Sunday 8 November 2020

Making the World Dangerous and Mysterious

There are two parts to this - dangerous and mysterious.

Dangerous includes running into monsters - but it should also include running into people, dealing with the weather, natural hazards, and things like that. If you read any of the foundational literature from Appendix N, consider taking notes about things that happen when the characters travel. You can recast these as you need.

Mysterious includes special locations, such as standing stones that indicate a nexus of ley lines boosting certain types of magic, cavernous pits or chasms that lead who-knows-where, and lonely ruined castles on hilltops like rotting teeth. Basically, consider a lot of things that might be good or bad, and sprinkle them around. Each of these might lead into an adventure. Or they might be places the PCs return to at some point - the standing stones, for instance, when they want to cast some particular spell.

Both dangers and mysteries provide opportunities to create context for your players' decisions. If they are confronted by patrolling henchmen of the Evil Baron, that is both a danger, and something that allows them to learn about the Evil Baron. If they discover a waterfall into a vast chasm, which they have no reasonable means to descend, they might be able to link that to a river flowing out of a cavern later in their travels.

Remember, too, that an encounter need not mean combat. A cyclops might be waiting at a crossroads because it foresaw the party's arrival in a vision. It might offer to restore one of more PCs' lost Stamina once the recover some item it prizes from a nearby adventure location the cyclops is to large to fit into. Or, perhaps, the cyclops merely says "The Fates have decreed that you shall succeed in this endeavor, or no one."

And it doesn't mean they have to fight the cyclops if they say No. Who knows? Maybe the Fates decreed that they would succeed a year from now? Or ten years?

Also, there are other people in the world. Everyone the PCs meet knows stories of forest demons and hidden valleys where a fortune in jewels are to be had for the taking. Or stories of Elfland, both wondrous and grim. Some of these stories are true. Some have been distorted through long telling. Some are false. And some, whether or not the teller knows it, merely lead the gullible into a monster's gullet.

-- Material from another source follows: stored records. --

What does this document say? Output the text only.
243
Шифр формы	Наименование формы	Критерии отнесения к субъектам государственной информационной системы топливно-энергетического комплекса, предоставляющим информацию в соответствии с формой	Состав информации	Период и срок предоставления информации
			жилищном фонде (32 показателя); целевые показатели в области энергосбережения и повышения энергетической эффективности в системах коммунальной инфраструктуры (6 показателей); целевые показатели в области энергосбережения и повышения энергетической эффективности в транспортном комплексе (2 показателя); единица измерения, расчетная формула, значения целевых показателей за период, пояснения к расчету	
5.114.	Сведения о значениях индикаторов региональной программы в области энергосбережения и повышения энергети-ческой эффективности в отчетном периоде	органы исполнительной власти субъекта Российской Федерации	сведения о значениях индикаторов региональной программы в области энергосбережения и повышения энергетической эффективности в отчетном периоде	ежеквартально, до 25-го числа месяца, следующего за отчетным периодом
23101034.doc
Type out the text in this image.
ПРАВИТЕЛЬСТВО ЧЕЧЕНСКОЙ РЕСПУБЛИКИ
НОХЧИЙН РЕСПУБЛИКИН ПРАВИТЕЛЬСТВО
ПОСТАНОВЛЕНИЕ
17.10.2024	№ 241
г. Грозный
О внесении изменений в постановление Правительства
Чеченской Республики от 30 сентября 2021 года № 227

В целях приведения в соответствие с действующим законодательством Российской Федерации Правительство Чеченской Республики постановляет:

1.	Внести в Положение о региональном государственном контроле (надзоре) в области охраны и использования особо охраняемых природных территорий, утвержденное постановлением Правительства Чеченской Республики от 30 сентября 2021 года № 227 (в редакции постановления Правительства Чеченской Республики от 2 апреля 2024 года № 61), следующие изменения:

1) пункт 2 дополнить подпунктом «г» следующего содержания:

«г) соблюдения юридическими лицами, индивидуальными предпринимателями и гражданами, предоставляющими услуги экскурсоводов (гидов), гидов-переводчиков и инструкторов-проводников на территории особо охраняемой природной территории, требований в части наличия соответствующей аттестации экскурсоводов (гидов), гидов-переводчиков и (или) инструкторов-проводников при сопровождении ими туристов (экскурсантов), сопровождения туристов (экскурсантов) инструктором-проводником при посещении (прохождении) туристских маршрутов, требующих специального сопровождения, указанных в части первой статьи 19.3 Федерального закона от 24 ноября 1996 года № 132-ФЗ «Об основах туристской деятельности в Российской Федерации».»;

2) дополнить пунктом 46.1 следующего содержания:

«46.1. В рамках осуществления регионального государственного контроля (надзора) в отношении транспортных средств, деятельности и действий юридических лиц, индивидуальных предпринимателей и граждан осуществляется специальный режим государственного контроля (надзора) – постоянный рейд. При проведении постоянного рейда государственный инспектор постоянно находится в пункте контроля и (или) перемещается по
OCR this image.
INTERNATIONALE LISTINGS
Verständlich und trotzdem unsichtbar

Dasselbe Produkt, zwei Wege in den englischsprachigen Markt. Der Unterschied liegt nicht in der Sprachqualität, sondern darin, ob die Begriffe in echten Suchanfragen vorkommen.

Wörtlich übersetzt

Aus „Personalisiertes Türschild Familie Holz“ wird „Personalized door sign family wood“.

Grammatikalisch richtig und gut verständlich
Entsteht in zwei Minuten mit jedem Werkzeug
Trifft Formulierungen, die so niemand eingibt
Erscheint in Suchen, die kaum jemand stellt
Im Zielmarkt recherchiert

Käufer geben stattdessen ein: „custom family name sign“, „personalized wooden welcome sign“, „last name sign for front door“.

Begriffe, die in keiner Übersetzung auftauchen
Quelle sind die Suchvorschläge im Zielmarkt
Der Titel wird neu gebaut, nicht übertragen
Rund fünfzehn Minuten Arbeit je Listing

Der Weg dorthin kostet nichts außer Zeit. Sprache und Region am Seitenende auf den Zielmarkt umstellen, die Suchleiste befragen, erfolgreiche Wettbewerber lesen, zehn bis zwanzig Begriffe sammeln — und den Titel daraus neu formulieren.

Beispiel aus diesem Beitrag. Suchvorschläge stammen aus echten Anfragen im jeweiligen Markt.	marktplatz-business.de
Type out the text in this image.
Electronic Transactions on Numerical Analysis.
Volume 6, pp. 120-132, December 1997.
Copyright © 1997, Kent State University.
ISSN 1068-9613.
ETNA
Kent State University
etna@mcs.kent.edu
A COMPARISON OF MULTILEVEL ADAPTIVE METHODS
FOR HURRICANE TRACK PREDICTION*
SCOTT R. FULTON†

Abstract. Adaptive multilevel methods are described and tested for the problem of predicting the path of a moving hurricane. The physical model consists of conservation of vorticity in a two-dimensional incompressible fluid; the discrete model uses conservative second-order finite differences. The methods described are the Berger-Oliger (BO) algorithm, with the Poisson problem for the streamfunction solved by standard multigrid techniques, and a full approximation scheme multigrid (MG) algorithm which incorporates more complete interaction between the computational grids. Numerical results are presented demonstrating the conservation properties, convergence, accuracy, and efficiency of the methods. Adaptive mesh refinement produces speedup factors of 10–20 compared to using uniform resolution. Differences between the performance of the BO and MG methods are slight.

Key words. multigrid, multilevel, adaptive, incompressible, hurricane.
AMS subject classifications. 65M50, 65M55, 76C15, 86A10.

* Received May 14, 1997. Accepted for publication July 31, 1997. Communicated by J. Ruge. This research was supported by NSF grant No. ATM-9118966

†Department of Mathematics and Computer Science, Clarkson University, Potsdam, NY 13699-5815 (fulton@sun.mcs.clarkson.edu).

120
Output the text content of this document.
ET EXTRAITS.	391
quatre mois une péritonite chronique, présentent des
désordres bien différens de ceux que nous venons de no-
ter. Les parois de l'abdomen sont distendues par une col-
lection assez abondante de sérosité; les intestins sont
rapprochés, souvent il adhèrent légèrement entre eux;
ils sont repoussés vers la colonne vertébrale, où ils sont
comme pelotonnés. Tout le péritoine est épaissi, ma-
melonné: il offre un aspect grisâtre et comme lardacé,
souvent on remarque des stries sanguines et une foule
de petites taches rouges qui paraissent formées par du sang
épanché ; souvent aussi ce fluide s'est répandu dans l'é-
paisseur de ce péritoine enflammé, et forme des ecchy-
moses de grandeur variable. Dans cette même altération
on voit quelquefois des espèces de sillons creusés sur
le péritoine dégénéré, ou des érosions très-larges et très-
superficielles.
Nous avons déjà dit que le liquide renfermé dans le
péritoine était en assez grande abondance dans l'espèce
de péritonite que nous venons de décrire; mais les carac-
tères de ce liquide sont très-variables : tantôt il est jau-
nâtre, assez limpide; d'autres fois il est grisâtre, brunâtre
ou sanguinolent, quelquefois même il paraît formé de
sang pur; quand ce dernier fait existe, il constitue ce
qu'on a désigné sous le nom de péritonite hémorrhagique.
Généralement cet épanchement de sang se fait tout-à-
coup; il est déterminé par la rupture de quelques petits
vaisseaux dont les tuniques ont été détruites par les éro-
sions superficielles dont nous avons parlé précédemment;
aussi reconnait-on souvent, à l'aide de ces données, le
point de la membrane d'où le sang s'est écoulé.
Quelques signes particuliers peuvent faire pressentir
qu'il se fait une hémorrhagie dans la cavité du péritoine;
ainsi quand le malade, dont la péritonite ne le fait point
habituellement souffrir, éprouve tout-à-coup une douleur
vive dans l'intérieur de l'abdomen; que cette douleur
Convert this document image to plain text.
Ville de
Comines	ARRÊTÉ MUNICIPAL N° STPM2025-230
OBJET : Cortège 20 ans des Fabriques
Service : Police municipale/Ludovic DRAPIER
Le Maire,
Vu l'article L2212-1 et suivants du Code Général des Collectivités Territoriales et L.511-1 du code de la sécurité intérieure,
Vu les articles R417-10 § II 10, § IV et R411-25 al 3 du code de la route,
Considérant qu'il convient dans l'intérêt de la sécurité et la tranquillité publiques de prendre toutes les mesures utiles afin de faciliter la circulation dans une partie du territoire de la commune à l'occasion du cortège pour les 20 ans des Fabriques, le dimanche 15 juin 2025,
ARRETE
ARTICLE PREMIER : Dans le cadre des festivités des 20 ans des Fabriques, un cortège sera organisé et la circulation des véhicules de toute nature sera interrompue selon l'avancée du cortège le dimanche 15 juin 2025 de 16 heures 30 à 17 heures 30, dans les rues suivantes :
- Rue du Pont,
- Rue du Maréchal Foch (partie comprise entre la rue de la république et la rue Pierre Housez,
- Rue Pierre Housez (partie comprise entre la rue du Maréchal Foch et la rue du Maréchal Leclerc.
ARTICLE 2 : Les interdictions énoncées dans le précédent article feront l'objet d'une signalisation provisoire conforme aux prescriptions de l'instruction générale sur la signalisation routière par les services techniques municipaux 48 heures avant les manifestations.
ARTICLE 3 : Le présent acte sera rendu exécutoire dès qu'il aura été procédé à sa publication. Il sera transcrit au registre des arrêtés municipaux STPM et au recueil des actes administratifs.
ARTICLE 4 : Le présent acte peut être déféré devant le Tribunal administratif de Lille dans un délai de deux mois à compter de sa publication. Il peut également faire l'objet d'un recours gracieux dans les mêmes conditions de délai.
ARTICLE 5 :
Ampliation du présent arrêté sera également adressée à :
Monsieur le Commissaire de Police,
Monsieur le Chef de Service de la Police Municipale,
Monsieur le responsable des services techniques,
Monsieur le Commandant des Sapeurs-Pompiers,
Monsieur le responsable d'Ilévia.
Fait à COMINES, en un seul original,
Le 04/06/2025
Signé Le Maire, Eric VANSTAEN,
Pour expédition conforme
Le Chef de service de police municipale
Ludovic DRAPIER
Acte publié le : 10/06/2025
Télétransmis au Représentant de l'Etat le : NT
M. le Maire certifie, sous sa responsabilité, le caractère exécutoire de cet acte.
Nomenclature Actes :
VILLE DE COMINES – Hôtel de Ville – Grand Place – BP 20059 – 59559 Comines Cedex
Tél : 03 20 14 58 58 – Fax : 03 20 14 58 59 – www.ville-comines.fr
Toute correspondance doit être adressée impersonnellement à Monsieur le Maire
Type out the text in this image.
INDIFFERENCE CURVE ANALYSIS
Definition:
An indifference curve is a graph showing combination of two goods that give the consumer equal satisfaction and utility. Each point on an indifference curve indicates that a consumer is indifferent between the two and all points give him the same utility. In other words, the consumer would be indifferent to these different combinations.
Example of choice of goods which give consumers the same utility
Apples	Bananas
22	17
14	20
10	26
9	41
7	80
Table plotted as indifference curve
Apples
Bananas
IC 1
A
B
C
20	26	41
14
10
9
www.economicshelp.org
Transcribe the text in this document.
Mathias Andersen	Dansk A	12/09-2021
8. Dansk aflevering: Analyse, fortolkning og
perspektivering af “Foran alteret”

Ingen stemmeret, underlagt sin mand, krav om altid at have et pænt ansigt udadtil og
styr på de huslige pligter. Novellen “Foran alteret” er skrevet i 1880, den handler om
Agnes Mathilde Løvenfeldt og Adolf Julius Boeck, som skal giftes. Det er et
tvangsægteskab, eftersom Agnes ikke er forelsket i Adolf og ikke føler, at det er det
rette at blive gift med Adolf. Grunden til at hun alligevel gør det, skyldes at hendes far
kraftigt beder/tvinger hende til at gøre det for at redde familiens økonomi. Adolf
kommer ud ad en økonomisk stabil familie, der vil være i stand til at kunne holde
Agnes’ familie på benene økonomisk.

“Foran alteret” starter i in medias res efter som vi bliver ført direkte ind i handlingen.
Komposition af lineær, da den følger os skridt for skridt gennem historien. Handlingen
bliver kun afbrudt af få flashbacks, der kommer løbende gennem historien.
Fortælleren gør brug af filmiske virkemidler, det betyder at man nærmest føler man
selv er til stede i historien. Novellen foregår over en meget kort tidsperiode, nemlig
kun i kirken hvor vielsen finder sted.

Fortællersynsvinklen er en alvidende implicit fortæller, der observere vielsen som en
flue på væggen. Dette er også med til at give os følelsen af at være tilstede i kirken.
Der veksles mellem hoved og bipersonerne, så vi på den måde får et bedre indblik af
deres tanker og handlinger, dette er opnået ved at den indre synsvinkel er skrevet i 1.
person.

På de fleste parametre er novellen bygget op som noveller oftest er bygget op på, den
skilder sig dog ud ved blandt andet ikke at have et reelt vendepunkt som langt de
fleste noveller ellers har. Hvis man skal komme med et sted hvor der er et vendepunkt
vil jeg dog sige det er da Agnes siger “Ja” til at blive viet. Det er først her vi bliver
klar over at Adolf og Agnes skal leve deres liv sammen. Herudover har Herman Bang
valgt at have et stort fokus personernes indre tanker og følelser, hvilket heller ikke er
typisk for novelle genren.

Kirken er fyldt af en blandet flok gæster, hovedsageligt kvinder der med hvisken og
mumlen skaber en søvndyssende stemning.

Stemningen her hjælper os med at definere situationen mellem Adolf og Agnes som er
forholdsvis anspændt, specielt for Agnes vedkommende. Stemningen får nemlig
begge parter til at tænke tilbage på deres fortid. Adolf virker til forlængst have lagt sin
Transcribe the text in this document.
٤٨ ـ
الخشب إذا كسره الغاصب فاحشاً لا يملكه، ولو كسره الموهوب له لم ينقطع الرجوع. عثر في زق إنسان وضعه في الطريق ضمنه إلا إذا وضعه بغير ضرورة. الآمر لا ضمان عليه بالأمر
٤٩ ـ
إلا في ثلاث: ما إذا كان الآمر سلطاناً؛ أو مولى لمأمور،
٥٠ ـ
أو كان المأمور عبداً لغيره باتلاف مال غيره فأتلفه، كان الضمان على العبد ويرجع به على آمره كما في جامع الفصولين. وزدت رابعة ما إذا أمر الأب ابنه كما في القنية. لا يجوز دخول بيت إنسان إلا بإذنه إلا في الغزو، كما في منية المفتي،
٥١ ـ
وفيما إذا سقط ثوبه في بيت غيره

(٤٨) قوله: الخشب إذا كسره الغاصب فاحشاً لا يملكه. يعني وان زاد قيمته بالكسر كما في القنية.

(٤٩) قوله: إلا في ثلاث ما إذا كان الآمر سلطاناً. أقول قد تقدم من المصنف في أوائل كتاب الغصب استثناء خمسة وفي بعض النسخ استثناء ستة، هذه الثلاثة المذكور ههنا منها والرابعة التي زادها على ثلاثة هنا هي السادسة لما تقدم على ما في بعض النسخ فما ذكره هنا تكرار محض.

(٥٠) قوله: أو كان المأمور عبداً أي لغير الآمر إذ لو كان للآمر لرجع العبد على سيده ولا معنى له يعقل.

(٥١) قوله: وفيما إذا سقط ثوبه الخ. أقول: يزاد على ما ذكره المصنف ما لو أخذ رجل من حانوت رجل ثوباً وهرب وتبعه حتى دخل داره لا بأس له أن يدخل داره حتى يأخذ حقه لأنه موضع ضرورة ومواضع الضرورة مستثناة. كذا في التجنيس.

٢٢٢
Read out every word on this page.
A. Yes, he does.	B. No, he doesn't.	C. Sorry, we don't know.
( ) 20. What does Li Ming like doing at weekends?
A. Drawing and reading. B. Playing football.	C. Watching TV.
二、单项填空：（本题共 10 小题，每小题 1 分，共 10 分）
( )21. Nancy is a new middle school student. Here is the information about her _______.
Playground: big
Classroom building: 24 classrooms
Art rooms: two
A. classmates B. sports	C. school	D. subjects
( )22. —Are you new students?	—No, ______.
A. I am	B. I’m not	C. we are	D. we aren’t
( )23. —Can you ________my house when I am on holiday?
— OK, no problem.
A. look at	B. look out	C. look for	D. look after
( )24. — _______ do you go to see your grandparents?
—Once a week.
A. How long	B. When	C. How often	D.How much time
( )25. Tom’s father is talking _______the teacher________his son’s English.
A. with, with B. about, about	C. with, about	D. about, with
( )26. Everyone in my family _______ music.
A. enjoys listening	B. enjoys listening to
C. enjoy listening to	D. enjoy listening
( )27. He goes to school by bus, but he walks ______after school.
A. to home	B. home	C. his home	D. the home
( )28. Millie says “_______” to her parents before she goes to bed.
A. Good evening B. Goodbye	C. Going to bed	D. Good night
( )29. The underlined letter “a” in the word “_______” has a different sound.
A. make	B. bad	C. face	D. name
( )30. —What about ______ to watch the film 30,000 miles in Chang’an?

Give the players things to think about. Imply dangers that are not necessarily met...this time, at least. Let the occasional danger manifest. Suddenly, the world is both as dangerous and as mysterious as you could want!

Cross-posted from reddit.

2 comments:

  1. I always see encounters as a way to reinforce the Players' sense of the setting... even if the encounter remains mysterious for the time being. So if there's a war somewhere, there will be refugees on the encounter list... if there is a rampaging dragon somewhere nearby, there will be a burned farmhouse or maybe a survivor with bandages and no hair.
    If the Players always choose to fight first and ask questions later they're doing themselves out of potential adventure/story/information.